Extended Data Fig. 1: Differences in soluble biomarker levels among pediatric (pCOVID-19), adult COVID-19 (aCOVID-19), and pediatric and adult healthy controls (pHC, aHC).

a, Children with mild pCOVID-19 (n=39) in the first 7 days since symptom onset have significantly higher IFN-⍺2a levels compared to healthy pediatric controls [pHC] (n=16), healthy adult controls [aHC] (n=40), children with MIS-C (both in the first 7 days since hospitalization: MIS-C Early, n=36) and later in the course of the disease (MIS-C Late, n=32)), and adults with moderate acute COVID-19 (aCOVID-19, n=26). Maxima of box plots represent median values, and bars represent interquartile range. Statistical analysis was performed with Kruskal-Wallis test with adjustment for multiple comparisons.

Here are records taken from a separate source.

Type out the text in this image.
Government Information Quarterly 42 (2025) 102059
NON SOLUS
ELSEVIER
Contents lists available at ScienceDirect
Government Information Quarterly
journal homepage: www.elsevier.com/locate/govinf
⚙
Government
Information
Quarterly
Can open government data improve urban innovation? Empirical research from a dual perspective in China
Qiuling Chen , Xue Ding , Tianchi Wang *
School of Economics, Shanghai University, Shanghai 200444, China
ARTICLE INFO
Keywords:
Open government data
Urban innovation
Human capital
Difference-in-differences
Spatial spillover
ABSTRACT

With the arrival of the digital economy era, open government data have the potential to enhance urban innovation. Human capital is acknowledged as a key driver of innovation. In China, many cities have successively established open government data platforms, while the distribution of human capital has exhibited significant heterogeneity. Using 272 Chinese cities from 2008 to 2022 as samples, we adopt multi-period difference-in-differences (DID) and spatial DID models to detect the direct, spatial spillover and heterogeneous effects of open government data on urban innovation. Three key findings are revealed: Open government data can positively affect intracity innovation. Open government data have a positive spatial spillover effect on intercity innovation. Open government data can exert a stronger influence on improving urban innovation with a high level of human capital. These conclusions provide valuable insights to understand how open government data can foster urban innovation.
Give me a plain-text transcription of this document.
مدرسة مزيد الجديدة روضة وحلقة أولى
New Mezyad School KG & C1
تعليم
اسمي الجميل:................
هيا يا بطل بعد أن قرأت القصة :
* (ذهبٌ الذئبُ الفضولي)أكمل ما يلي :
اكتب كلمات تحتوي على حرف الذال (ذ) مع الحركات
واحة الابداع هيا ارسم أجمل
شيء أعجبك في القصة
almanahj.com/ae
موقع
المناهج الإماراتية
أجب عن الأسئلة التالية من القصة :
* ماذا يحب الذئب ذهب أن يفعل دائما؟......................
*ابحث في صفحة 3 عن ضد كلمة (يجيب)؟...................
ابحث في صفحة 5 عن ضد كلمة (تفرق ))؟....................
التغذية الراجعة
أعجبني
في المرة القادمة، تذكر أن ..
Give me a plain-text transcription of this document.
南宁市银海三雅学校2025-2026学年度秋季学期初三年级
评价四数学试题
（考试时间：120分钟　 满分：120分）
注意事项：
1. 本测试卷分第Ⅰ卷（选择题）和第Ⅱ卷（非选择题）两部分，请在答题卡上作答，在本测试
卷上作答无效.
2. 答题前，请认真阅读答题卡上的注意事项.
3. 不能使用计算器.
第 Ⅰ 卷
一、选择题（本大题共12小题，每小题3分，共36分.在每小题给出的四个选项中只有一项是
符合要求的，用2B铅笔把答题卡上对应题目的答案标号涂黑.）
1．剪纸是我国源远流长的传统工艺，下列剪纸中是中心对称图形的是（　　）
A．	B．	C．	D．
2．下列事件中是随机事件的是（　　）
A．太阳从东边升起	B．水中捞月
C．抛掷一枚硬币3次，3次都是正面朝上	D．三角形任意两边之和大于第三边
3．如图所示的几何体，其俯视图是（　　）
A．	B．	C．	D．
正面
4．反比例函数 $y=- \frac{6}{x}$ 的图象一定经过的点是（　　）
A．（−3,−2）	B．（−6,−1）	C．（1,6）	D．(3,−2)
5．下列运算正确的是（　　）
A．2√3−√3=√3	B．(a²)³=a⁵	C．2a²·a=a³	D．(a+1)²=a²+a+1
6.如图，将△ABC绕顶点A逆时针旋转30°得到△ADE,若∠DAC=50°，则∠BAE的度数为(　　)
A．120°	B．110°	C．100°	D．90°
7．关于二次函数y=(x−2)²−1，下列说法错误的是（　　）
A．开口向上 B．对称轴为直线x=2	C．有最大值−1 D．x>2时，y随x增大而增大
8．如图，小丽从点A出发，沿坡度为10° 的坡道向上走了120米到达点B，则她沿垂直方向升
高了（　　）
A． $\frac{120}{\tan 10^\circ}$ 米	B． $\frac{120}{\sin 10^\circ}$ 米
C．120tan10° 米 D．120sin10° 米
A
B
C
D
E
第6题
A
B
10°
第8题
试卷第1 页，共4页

b-d, Comparison of soluble biomarkers measured within 7 days of symptom onset in children (n=9) and within 7 days of admission in adults (n=26) with moderate acute COVID-19, as well as pHC (n=53) and aHC (n=45), both unadjusted (left graphs, Kruskal-Wallis test) and adjusted for the baseline differences in healthy subjects of the same age group (right graphs, two-tailed Mann-Whitney test). Bars represent median values and interquartile range.

b, Biomarkers whose serum levels were significantly different in pHC and aHC, but not in diseased subjects, indicating that the difference of unadjusted blood levels observed between pCOVID-19 and aCOVID-19 is probably driven by age, rather than COVID-19 itself.

c, Biomarkers that differed significantly in pCOVID-19 vs. aCOVID-19, but not between pHC and aHC, suggesting that the nature and severity of inflammatory responses induced by SARS-CoV-2 infection differentially affects patients of different age.

d, Biomarkers for which both age and SARS-CoV-2 infection independently contributed to differences in levels in children and adults. In all panels, significance is indicated as follows: *, P<0.05; **, P<0.01; ***, P<0.001; ****, P<0.0001.